Helmut Frenz (1933–2011) was a German Lutheran pastor and human rights activist. He moved to Chile in 1965, working as a pastor and bishop, setting up two refugee-support organisations and co-founding the Committee of Cooperation for Peace in Chile before being expelled in 1975.
He was awarded the Nansen Refugee Award in 1974 and granted Chilean citizenship in 2007.
Back in Germany he was the Execurive Director of Amnesty International and after retirement he directed the Schleswig Holstein state government's refugee support activities.
Early life and education
Frenz was born on February 4, 1933, in Allenstein, Germany (present day Poland)[1] to a civil servant father and a home making mother, both members of the Nazi party.[2] He lost his right eye in the World War II bombing, aged 10 years.[3] In February 1945, when he was aged 11 year he was due to start his education in an elite fascist school, but the Soviet advance into Berlin interrupted that.[2]

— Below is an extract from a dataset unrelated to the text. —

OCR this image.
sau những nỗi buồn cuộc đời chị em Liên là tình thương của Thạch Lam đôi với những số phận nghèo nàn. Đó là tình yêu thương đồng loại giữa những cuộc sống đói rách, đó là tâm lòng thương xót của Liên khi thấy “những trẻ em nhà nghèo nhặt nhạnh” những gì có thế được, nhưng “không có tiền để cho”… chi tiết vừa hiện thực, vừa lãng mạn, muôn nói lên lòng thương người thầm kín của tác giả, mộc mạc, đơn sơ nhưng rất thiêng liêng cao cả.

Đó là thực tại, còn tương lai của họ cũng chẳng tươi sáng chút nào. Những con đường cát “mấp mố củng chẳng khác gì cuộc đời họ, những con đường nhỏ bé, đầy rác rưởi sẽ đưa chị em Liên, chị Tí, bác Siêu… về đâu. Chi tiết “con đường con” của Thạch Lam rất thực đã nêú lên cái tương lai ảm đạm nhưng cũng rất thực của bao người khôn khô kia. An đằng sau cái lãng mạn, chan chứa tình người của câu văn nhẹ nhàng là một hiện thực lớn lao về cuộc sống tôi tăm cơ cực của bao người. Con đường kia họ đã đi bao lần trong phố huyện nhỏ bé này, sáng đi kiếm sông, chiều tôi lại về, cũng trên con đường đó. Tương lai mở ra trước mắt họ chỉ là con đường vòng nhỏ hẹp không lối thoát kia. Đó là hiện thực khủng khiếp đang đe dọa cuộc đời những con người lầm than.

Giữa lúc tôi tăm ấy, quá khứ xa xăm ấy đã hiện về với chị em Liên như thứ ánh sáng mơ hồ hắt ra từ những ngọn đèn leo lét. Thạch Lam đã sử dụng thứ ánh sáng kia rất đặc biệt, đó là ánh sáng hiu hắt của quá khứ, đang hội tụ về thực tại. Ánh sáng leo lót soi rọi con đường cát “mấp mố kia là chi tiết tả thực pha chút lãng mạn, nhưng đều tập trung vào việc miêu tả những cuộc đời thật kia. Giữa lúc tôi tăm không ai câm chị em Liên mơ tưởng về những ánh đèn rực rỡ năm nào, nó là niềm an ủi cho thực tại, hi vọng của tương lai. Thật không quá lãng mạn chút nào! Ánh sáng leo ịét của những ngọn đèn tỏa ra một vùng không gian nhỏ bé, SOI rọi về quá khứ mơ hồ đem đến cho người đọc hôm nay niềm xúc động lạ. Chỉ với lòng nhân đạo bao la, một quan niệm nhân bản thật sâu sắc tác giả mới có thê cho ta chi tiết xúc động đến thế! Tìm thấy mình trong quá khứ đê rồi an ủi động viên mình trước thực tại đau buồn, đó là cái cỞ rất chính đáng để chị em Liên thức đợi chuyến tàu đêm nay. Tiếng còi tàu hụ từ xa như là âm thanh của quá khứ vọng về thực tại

Frenz was ordained as a lutheran paster in 1959.[1] He worked in Germany for six years, until 1965 when he moved with his wife and their children[2] to Concepción, Chile to work as the pastor in the Evangelical Lutheran Church in Chile, focussing his work on the prison population and people living in the Hualpencillo part of the city.[1] In 1970 he was promoted to bishop and relocated to Santiago.[1] In Santiago, he founded a diaconia organisation, and in September 1973 he also founded the Comisión Nacional de Ayuda a los Refugiados (English: National Commission for Refugee Assistance) that supported the legal, spiritual, and social needs of 7,000 refugees.[1] Most refugees arrived from Brazil and Uruguay.[2]
In Germany, he worked as the Executive Director of Amnesty International Germany, where he critiqued human rights violations in Chile and the activities of the Sociedad Benefactora y Educacional Dignidad (English: the Dignity Benefactor and Educational Society).[1] A year after his retirement, he volunteered for four years at the Schleswig Holstein state government as the director of the refugee services.[2]
Selected publications
Mi vida chilena (EnglishMy Chilean Life), 2006, 284 pages[3]
Personal life and death
In Germany in his later years, Frenz lived in Hamburg.[2] He was married twice and had nine children.[2]